Abstract
Existing retrieval-augmented generation (RAG) systems treat web pages as flat text, losing the structural and semantic signals encoded in HTML. We present PolyUQuest, a verifiable, structure-aware web RAG framework built on a heterogeneous graph that unifies hyperlink topology between pages, DOM hierarchy within pages, and entity-relation knowledge across pages.
Structured Retrieval
A two-tier router dispatches each query to one of three retrieval modes matched to its structural need, including direct block retrieval, cross-page graph traversal, and multi-hop entity reasoning. Every answer is fully verifiable, as each cited block carries its source page, heading path, and entity links so that users can trace any claim back to its structural evidence.
Experimental Evaluation
We evaluate on the official websites of the Hong Kong Polytechnic University (PolyU), comprising 4,240 pages, 31,086 DOM blocks, 29,119 entities, and 37,680 relations, together with a multi-type evaluation benchmark. PolyUQuest outperforms existing RAG systems in answer correctness, coverage, and faithfulness, while consuming significantly fewer LLM tokens per query.
Interactive Demonstration
The demonstration provides an interactive interface for inspecting cited answers, comparing retrieval traces across routing modes, and exploring evidence graph paths. PolyUQuest is being prepared for deployment as a student-facing QA service at PolyU.

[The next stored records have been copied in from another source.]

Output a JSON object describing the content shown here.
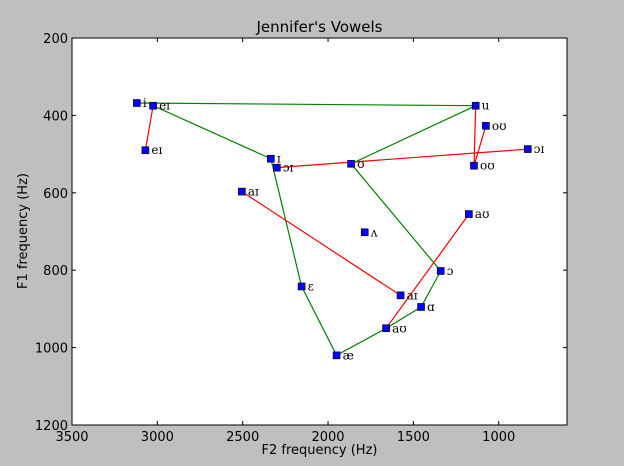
{
  "chart_data": {
    "type": "scatter",
    "title": "Jennifer's Vowels",
    "xlabel": "F2 frequency (Hz)",
    "ylabel": "F1 frequency (Hz)",
    "xlim": [
      3500,
      600
    ],
    "ylim": [
      1200,
      200
    ],
    "x_reversed": true,
    "y_reversed": true,
    "xticks": [
      3500,
      3000,
      2500,
      2000,
      1500,
      1000
    ],
    "yticks": [
      200,
      400,
      600,
      800,
      1000,
      1200
    ],
    "grid": false,
    "marker_color": "#0000ff",
    "points": [
      {
        "label": "i",
        "x": 3120,
        "y": 368
      },
      {
        "label": "eɪ",
        "x": 3025,
        "y": 375
      },
      {
        "label": "eɪ",
        "x": 3070,
        "y": 490
      },
      {
        "label": "u",
        "x": 1135,
        "y": 375
      },
      {
        "label": "oʊ",
        "x": 1075,
        "y": 427
      },
      {
        "label": "ɔɪ",
        "x": 830,
        "y": 487
      },
      {
        "label": "oʊ",
        "x": 1145,
        "y": 530
      },
      {
        "label": "ɪ",
        "x": 2335,
        "y": 512
      },
      {
        "label": "ɔɪ",
        "x": 2300,
        "y": 535
      },
      {
        "label": "ʊ",
        "x": 1865,
        "y": 525
      },
      {
        "label": "aɪ",
        "x": 2505,
        "y": 597
      },
      {
        "label": "aʊ",
        "x": 1175,
        "y": 655
      },
      {
        "label": "ʌ",
        "x": 1785,
        "y": 702
      },
      {
        "label": "ɔ",
        "x": 1340,
        "y": 802
      },
      {
        "label": "ɛ",
        "x": 2155,
        "y": 842
      },
      {
        "label": "aɪ",
        "x": 1575,
        "y": 865
      },
      {
        "label": "ɑ",
        "x": 1455,
        "y": 895
      },
      {
        "label": "aʊ",
        "x": 1660,
        "y": 950
      },
      {
        "label": "æ",
        "x": 1950,
        "y": 1020
      }
    ],
    "lines": [
      {
        "color": "#008000",
        "points": [
          [
            3120,
            368
          ],
          [
            1135,
            375
          ]
        ]
      },
      {
        "color": "#008000",
        "points": [
          [
            3025,
            375
          ],
          [
            2335,
            512
          ],
          [
            2155,
            842
          ],
          [
            1950,
            1020
          ],
          [
            1660,
            950
          ],
          [
            1455,
            895
          ],
          [
            1340,
            802
          ],
          [
            1865,
            525
          ],
          [
            1135,
            375
          ]
        ]
      },
      {
        "color": "#ff0000",
        "points": [
          [
            3025,
            375
          ],
          [
            3070,
            490
          ]
        ]
      },
      {
        "color": "#ff0000",
        "points": [
          [
            1135,
            375
          ],
          [
            1145,
            530
          ],
          [
            1075,
            427
          ]
        ]
      },
      {
        "color": "#ff0000",
        "points": [
          [
            2300,
            535
          ],
          [
            830,
            487
          ]
        ]
      },
      {
        "color": "#ff0000",
        "points": [
          [
            2505,
            597
          ],
          [
            1575,
            865
          ]
        ]
      },
      {
        "color": "#ff0000",
        "points": [
          [
            1175,
            655
          ],
          [
            1660,
            950
          ]
        ]
      }
    ]
  }
}
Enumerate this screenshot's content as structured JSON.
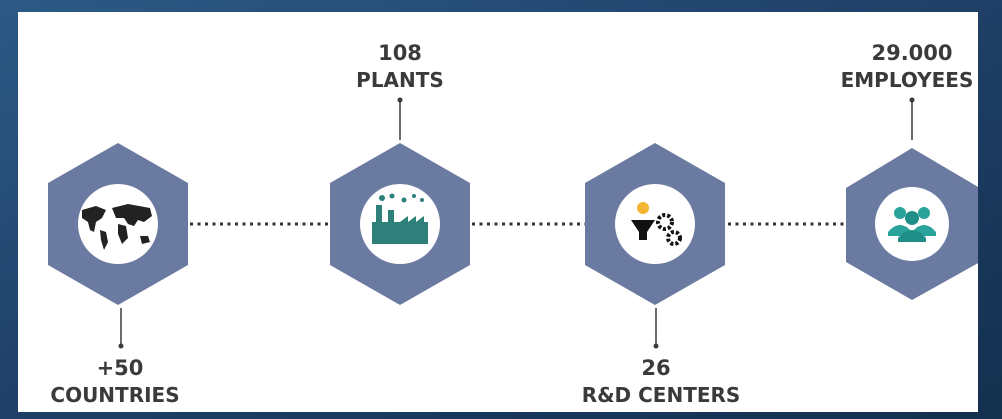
{
  "nodes": [
    {
      "number": "+50",
      "label": "COUNTRIES"
    },
    {
      "number": "108",
      "label": "PLANTS"
    },
    {
      "number": "26",
      "label": "R&D CENTERS"
    },
    {
      "number": "29.000",
      "label": "EMPLOYEES"
    }
  ]
}
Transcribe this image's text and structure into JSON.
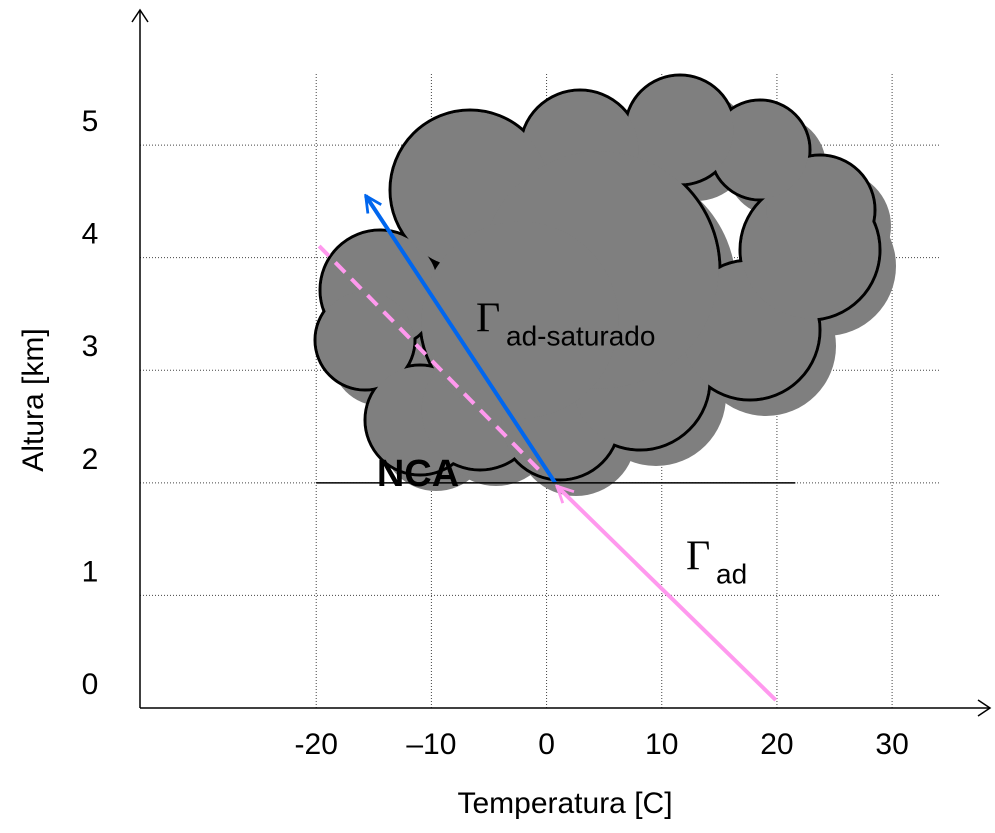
{
  "chart_data": {
    "type": "line",
    "xlabel": "Temperatura [C]",
    "ylabel": "Altura [km]",
    "xlim": [
      -35.3,
      38.5
    ],
    "ylim": [
      0,
      6.2
    ],
    "xticks": [
      -20,
      {
        "value": -10,
        "label": "–10"
      },
      0,
      10,
      20,
      30
    ],
    "yticks": [
      0,
      1,
      2,
      3,
      4,
      5
    ],
    "grid": true,
    "series": [
      {
        "color": "#ff99ee",
        "x": [
          19.9,
          0.9
        ],
        "values": [
          0.07,
          1.97
        ],
        "style": "solid",
        "arrow": true
      },
      {
        "color": "#0066ee",
        "x": [
          0.75,
          -15.7
        ],
        "values": [
          2,
          4.55
        ],
        "style": "solid",
        "arrow": true
      },
      {
        "color": "#ff99ee",
        "x": [
          -0.7,
          -20
        ],
        "values": [
          2.12,
          4.13
        ],
        "style": "dashed",
        "arrow": false
      },
      {
        "color": "#000000",
        "x": [
          -20,
          21.6
        ],
        "values": [
          2,
          2
        ],
        "style": "thin",
        "arrow": false
      }
    ],
    "annotations": {
      "saturated": {
        "symbol": "Γ",
        "subscript": "ad-saturado"
      },
      "dry": {
        "symbol": "Γ",
        "subscript": "ad"
      },
      "level": "NCA"
    }
  }
}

Blogger's Review: The innovation of PolyUQuest lies in its structural awareness, effectively integrating the structural information of web pages to enhance the accuracy and traceability of information retrieval. This framework not only optimizes resource consumption but also offers users a more intuitive interaction experience, showcasing the future development direction of modern RAG systems.